One definition of the word movement is “a group of people who share the same goal and work together to achieve it.” So we might say the peace movement is a group of people who share the goal of peace and work together to achieve it. We could say the pro-life movement is a group of people who share the goal of defending and honoring life and are working together to achieve it.
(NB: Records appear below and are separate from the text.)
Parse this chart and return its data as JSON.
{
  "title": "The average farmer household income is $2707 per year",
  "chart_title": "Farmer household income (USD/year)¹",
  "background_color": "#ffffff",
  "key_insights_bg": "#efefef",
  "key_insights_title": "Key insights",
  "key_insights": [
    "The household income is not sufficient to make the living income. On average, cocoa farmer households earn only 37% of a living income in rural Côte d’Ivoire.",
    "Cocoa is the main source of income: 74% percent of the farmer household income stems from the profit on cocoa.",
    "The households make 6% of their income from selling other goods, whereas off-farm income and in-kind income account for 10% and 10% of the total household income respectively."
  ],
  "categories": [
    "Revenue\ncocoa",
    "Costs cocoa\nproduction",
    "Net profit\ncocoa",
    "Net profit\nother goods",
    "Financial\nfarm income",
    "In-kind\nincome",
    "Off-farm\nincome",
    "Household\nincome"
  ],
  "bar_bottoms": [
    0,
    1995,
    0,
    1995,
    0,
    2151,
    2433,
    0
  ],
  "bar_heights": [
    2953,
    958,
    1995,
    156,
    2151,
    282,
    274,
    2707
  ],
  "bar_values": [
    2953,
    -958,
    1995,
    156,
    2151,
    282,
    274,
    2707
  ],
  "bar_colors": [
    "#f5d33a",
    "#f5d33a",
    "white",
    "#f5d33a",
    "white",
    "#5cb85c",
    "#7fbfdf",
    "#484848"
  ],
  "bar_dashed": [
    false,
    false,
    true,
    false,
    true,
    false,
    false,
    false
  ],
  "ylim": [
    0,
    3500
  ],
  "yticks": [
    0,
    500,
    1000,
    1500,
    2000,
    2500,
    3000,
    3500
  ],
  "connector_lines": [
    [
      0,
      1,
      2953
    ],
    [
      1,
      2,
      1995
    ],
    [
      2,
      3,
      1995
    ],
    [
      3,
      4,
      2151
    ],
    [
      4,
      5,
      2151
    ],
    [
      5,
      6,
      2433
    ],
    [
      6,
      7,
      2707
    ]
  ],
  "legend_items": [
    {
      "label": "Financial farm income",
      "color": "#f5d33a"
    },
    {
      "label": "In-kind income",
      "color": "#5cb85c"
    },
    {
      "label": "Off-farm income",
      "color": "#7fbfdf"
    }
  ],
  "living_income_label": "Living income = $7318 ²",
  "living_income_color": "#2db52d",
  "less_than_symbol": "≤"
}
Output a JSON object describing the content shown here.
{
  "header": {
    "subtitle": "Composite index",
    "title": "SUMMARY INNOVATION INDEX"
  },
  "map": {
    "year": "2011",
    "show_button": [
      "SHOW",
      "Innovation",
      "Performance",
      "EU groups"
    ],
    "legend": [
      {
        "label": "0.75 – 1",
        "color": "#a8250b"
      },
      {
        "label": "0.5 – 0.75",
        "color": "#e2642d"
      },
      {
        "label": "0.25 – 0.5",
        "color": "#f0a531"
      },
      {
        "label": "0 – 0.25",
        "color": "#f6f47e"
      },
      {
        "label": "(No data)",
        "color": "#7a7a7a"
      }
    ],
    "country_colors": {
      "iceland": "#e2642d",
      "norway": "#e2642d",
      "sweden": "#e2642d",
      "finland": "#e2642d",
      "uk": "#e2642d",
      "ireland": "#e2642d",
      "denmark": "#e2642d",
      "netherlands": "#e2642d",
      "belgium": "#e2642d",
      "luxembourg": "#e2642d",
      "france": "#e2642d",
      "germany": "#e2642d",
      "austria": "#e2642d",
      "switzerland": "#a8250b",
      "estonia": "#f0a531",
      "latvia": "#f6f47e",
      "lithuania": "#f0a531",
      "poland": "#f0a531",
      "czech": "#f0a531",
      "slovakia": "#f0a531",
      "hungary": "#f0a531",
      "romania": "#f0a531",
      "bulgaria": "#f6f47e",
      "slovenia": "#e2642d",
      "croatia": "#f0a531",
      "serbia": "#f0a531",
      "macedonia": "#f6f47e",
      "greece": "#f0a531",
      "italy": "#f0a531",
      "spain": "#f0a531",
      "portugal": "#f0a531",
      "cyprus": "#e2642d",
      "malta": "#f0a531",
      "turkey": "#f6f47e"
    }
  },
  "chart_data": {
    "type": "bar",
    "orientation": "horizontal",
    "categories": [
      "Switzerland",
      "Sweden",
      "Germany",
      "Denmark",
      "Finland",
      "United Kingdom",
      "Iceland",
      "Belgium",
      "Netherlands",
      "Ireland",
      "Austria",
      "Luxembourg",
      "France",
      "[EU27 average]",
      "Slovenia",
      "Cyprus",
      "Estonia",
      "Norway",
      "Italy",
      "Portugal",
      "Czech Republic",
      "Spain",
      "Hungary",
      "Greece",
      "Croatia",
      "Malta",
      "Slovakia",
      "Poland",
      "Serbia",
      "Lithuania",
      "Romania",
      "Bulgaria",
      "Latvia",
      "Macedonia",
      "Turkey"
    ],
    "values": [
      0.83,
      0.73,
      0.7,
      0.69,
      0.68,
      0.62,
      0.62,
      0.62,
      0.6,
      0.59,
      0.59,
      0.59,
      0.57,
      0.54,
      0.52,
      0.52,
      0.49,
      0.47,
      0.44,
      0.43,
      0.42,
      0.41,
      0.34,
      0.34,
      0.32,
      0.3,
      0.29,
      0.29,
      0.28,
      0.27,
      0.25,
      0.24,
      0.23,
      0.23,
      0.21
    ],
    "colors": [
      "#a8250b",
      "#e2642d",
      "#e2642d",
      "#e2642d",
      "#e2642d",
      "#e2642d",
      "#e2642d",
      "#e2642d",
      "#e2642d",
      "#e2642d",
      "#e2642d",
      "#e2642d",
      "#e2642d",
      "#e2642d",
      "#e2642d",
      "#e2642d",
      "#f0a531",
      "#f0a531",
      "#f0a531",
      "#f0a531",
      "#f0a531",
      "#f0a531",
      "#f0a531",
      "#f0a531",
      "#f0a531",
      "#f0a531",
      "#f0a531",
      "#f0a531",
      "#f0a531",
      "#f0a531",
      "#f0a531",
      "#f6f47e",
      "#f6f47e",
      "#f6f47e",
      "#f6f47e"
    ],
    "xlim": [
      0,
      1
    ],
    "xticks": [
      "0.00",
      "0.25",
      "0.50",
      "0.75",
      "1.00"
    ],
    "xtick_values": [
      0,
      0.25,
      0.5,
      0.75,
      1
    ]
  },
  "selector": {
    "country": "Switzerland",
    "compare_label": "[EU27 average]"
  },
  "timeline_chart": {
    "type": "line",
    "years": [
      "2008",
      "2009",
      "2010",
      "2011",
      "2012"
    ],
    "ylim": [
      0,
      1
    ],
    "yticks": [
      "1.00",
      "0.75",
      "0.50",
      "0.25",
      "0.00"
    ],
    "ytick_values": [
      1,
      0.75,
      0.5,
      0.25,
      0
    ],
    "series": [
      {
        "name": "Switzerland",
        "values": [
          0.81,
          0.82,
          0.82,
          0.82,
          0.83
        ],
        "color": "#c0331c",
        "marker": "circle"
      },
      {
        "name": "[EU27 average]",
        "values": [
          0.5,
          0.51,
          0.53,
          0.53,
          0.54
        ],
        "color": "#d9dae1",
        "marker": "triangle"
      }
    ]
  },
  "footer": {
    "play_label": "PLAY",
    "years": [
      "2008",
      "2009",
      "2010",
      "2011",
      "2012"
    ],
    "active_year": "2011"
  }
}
The problem here is not in the definition or the goal, but how individuals or sub-groups within the movement choose to act out the definition and achieve the goal. Do differing methods of achieving a goal cause a movement to become differing movements with the same name or goal? Do those committed to non-violent protest outside an abortion clinic and those who vandalize or bomb the abortion clinic consider they are working together to achieve their common goal of defending and honoring life? Did MLK, Jr. and Malcolm X, working toward the same goal in the Civil Rights Movement, use the same methods?
In Chapter 25 of The Autobiography of Martin Luther King, King says of Malcolm X, “He was an eloquent spokesman for his point of view and no one can honestly doubt that Malcolm had a great concern for the problems that we face as a race. While we did not always see eye to eye on methods to solve the race problems, I always had a deep affection for Malcolm and felt that he had the great ability to put his finger on the existence and root of the problem. He is very articulate, but I totally disagree with many of his political and philosophical views-at least insofar as I understand where he now stands. I don’t want to sound self-righteous, or absolutist, or that I think I have the only truth, the only way. Maybe he does have some of the answers. I know that I have often wished that he would talk less of violence, because violence is not going to solve our problem. And, in his litany of articulating the despair of the Negro without offering any positive, creative alternative, I feel that Malcolm has done himself and our people a great disservice. Fiery, demagogic oratory in the black ghettos, urging Negroes to arm themselves and prepare to engage in violence, as he has done, can reap nothing but grief.”
So I guess my observation when it comes to movements is that when men get involved it is easy for the original goal to become muddied in the midst of working it out. Sometimes just labeling something puts it in a box never intended for it. When man tries to institutionalize what was never intended to be institutionalized, what happens over time? What does Jesus think of the institutionalizing of His original goal and vision for His followers? Remember it was the movement of the Spirit on the day of Pentecost that brought life to the church, not a man labeled or institutionalized Charismatic Movement. This movement of the Holy Spirit in the heart of the believer is the only movement we should be concerned with.